R-mode oscillations of rapidly rotating barotropic stars in general relativity: analysis by the relativistic Cowling approximation

Abstract

We develop a numerical scheme for obtaining the r-mode oscillations of rapidly rotating relativistic stars. In the present scheme, we neglect all metric perturbations and only take account of the dynamics of the fluid in the background space-time of the unperturbed star (the relativistic Cowling approximation). We also assume the star is barotropic, i.e. neutrally stable against convection under the assumption of adiabatic oscillations. Our numerical scheme is based on the Yoshida-Eriguchi formulation for the analysis of the general relativistic f-mode oscillations in the Cowling approximation and a general relativistic generalization of the Karino-Yoshida-Yoshida-Eriguchi's numerical scheme for obtaining oscillations of rapidly rotating Newtonian stars. By this new numerical scheme, frequencies of the r-mode oscillations are obtained as functions of the ratio of the rotational energy to the absolute value of the gravitational energy T/|W| along sequences of polytropic equilibrium stars, whose ratio of the pressure to the total energy density at the centre of the star and the polytropic index are kept constant.
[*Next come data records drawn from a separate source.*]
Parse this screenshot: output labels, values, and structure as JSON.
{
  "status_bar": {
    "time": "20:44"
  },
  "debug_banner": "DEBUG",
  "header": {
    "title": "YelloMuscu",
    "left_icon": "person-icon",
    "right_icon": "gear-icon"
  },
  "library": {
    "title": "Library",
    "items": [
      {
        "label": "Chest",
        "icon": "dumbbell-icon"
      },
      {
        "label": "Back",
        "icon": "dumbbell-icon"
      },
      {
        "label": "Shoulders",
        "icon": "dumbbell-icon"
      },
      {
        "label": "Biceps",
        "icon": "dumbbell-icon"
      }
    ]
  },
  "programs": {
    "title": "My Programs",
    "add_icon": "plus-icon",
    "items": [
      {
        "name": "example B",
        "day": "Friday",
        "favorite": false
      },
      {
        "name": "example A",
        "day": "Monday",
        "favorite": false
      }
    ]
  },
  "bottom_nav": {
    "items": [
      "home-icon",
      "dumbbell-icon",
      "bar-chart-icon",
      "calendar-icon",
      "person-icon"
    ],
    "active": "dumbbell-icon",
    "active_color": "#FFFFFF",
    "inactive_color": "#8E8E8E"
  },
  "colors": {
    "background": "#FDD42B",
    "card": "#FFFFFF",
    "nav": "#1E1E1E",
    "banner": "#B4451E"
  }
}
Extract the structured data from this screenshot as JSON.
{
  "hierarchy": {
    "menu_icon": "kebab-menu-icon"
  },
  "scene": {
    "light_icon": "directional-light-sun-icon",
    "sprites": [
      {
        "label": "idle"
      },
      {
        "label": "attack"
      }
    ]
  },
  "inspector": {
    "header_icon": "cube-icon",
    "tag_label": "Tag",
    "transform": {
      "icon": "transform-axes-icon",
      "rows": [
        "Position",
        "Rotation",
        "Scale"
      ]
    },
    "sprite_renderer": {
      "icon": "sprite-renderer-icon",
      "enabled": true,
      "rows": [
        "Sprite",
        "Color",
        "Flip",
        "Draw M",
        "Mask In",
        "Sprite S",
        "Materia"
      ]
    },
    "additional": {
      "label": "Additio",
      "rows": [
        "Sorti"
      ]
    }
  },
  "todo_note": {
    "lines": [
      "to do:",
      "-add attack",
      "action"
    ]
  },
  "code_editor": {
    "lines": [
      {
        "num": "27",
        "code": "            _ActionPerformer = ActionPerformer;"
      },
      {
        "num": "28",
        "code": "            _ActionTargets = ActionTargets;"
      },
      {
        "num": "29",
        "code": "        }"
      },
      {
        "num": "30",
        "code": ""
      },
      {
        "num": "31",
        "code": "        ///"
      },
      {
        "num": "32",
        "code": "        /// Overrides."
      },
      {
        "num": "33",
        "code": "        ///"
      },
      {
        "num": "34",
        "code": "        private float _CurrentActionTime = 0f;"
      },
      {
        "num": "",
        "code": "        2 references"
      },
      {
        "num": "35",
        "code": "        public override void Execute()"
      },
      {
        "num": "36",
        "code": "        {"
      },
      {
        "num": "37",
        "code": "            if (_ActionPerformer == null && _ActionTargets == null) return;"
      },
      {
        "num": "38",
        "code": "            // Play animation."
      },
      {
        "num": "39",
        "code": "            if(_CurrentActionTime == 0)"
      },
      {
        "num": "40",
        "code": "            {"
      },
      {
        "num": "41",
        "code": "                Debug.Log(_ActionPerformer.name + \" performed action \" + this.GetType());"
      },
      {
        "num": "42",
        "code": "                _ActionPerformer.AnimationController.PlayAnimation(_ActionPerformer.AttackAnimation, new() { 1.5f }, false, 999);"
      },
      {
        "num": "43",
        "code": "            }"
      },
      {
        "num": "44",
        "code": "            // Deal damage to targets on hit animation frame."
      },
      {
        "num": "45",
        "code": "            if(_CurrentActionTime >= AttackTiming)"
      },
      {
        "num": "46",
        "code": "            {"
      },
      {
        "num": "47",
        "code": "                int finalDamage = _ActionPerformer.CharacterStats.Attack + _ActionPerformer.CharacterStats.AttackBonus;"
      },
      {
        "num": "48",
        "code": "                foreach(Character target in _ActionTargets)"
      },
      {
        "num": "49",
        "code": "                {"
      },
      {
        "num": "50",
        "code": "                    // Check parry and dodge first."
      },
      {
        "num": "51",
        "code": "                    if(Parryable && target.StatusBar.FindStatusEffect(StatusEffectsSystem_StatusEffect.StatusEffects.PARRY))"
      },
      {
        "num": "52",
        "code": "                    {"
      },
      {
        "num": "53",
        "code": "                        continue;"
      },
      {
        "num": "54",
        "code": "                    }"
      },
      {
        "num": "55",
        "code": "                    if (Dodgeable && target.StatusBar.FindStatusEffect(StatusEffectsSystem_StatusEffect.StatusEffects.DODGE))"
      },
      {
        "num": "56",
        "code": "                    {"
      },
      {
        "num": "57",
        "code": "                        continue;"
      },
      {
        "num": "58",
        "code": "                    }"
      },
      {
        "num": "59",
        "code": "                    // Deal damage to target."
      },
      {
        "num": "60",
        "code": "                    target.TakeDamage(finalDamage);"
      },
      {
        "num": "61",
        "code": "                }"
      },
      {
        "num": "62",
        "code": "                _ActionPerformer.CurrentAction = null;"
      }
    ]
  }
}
It is found that the dimensionless oscillation frequency s/O is a linearly decreasing function of T/|W|, where s and O are the oscillation frequency and the angular velocity of the star measured in an inertial frame at spatial infinity. We also find that oscillation frequencies of the r-modes are highly dependent on the relativistic factor M/R of the star, as already found in previous studies in which the slow rotation approximation has been used. Here M and R denote the mass and radius of the star, respectively.